As an example, we tried the Linux_ppc64le/22.2/examples/OpenACC/samples/acc_f1.
With the current Makefile, where:

ACCFLAGS = -Minfo -acc $(OPT)

everything works fine, and exporting PGI_ACC_DEBUG=1 we read:

ACC: detected 4 CUDA devices

as expected on our 4 Volta GPUs nodes.

If we add -lnvc to the Makefile ACCFLAGS options we instead obtain:

ACC: device[1] is PGI native

and no GPU is used.
As reported by our users:
“many toolchains will automatically explicitly link against nvc themselves. I ran into this problem, because my self-compiled petsc library (using my self-compiled spack) will always include -lnvc in its automatic addition to linking and compiling to all dependent projects.”

The obvious solution is checking the Makefiles and getting rid of the explicit link, but we wonder what is going on (that is, the libnvc is always linked to the final executable; hence why explicitly linking it results in the failure of the CUDA devices?).

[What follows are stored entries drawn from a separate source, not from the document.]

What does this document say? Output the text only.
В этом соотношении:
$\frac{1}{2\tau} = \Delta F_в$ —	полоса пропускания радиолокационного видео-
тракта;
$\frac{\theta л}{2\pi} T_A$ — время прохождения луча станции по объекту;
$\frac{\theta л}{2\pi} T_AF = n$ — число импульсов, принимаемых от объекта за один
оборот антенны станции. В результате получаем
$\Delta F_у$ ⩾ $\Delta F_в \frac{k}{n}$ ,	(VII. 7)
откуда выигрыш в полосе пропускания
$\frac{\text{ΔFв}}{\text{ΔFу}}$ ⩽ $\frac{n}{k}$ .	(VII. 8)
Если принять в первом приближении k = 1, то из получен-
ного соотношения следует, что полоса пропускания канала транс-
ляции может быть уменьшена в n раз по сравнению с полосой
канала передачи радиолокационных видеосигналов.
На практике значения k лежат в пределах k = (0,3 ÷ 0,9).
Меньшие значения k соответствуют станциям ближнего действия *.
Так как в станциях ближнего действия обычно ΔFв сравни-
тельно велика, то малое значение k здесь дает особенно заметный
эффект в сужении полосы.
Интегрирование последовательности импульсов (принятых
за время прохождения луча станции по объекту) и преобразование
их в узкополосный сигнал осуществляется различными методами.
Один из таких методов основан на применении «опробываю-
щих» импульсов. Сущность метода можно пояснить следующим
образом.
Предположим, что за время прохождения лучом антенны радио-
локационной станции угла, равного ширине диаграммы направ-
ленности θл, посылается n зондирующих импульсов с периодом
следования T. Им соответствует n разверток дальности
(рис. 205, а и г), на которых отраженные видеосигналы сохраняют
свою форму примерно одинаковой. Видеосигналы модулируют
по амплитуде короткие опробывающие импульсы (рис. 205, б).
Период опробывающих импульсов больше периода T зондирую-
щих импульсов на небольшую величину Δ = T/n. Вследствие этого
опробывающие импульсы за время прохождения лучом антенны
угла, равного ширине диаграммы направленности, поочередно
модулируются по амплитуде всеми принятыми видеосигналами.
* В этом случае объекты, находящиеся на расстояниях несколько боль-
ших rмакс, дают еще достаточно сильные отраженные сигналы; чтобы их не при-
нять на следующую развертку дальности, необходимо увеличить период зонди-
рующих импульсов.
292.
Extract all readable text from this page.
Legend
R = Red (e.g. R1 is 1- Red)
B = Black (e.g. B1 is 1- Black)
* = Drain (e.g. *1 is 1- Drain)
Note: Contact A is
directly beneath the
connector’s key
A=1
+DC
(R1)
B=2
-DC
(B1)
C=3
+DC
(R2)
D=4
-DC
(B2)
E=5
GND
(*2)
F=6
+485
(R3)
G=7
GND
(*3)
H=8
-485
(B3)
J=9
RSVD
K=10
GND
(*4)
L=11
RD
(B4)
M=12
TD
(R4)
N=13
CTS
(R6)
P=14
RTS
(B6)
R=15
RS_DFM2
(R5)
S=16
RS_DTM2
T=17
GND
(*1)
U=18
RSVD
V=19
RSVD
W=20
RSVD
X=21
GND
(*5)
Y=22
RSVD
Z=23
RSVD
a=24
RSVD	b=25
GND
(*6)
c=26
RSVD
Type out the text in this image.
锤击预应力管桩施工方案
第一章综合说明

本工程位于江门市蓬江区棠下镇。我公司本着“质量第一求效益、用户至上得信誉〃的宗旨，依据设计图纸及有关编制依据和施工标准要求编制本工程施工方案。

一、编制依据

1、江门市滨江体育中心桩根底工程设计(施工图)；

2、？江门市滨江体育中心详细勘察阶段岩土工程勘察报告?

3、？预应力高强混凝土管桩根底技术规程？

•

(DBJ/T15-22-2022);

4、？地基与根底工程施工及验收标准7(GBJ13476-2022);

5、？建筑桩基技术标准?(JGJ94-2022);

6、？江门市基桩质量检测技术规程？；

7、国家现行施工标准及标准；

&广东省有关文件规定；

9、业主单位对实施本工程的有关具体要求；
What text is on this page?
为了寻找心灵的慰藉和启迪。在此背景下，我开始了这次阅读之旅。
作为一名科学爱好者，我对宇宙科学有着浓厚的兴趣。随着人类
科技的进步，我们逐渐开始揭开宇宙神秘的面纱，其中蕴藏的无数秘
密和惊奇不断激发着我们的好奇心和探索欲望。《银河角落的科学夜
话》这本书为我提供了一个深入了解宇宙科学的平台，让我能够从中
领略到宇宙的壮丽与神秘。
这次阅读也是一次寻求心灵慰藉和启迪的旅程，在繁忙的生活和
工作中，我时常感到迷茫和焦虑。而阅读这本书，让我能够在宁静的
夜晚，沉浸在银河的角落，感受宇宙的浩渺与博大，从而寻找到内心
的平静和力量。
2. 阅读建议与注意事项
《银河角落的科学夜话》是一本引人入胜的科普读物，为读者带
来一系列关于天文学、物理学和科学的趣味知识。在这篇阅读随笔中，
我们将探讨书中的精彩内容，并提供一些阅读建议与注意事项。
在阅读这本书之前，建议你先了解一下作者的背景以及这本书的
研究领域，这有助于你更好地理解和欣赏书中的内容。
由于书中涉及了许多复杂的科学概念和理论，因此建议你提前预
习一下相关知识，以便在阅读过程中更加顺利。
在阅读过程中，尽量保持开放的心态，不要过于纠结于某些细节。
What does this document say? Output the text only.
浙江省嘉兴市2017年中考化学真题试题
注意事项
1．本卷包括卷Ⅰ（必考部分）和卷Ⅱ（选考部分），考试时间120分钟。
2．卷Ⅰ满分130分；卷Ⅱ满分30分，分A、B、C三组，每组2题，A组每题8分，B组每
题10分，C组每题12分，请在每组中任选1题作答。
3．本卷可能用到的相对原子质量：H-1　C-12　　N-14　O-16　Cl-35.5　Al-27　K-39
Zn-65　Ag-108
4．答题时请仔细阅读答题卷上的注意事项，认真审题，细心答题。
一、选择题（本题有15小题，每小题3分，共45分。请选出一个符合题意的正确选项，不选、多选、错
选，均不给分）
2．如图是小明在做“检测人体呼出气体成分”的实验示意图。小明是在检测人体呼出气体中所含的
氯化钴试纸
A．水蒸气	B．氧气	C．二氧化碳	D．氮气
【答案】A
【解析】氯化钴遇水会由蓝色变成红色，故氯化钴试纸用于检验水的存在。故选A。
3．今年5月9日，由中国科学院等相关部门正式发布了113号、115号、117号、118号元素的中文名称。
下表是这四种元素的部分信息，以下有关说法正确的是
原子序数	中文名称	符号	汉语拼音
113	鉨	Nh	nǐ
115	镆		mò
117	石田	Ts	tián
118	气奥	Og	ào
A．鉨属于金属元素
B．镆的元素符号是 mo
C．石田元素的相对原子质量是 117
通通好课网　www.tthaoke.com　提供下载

Thanks a lot for your assistance,
Isabella

Hi Isabella,

I suspect as to what’s happening is that the order in which libraries are included in the link can be important. In this case by explicitly adding “-lnvc”, it gets put ahead of the “acc_init” objects. This causes the initialization routines not to used, and hence no GPU is initialized.

Granted because of library dependencies order on the link line, users should probably avoid explicitly adding compiler runtime libraries to their link, but I understand it’s not uncommon, and this user may not have control over this since they are using a third-party package.

I put in an issue report, TPR #31363, and hopefully engineering can find a solution for you.

-Mat

Hi Isabella,

Engineer discussed this but see it as problematic if the compiler were to manipulate user supplied libraries (i.e."-l") since this could cause unexpected behavior.

Hence they considers this a user error and suggests that the PETsc build not include “-lnvc” (or other compiler runtime libraries) on the link.

-Mat